Speaking with reporters on a conference call late in the week, Donovan acknowledged that many on the left have been urging Obama to fire acting FHFA director Ed DeMarco since he announced Tuesday that Fannie Mae and Freddie Mac would not permit principal reductions as part of a government refinancing program. That is impossible, Donovan said.
"He is a career employee — some have called for him to be fired. That is not authority that the president has," Donovan said.
The Obama administration had nominated Joseph Smith — now the $25 billion mortgage settlement's monitor—to be head of FHFA, but Senate Republicans opposed the appointment, Donovan said.
"We had a very strong nominee, very qualified," said Donovan. "He was blocked by the Senate."
Donovan's comments came the same day a consumer group announced it had collected 25,000 signatures in the past day alone calling on the president to fire DeMarco.
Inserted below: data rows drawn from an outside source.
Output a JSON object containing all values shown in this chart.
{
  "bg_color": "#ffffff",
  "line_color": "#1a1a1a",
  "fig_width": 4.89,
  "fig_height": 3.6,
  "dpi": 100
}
Rebuild the Dream said more than 117,000 people have signed a petition demanding DeMarco's ouster.
"Giving America's underwater homeowners some mortgage relief would save our government $1 billion, keep hundreds of thousands of American families out of foreclosure and create more than a million jobs, as homeowners start spending more money locally," said Van Jones, president and co-founder of Rebuild the Dream. "Edward DeMarco is single-handedly standing in the way of all of this. The best thing President Obama can do for the economy right now is get rid of Ed DeMarco."
Donovan is technically correct in saying that Obama cannot fire DeMarco over a policy disagreement. Under the law, the head of an agency can only be dismissed "for cause," a standard DeMarco has not reached, according to Mark Calabria, a former top Senate Banking Committee staffer and now director of financial regulation studies at the Cato Institute. Even if he were removed as acting head and returned to his previous role as deputy director, however, it's unclear who Obama could replace DeMarco with that would view the decision on principal reductions any differently.
"The president cannot fire DeMarco in terms of his being a government employee," said Calabria. "If DeMarco provided sufficient cause, he could probably be removed but still keep his former job as deputy director. The President would be limited, however, to appointing one of the other deputy directors as acting director."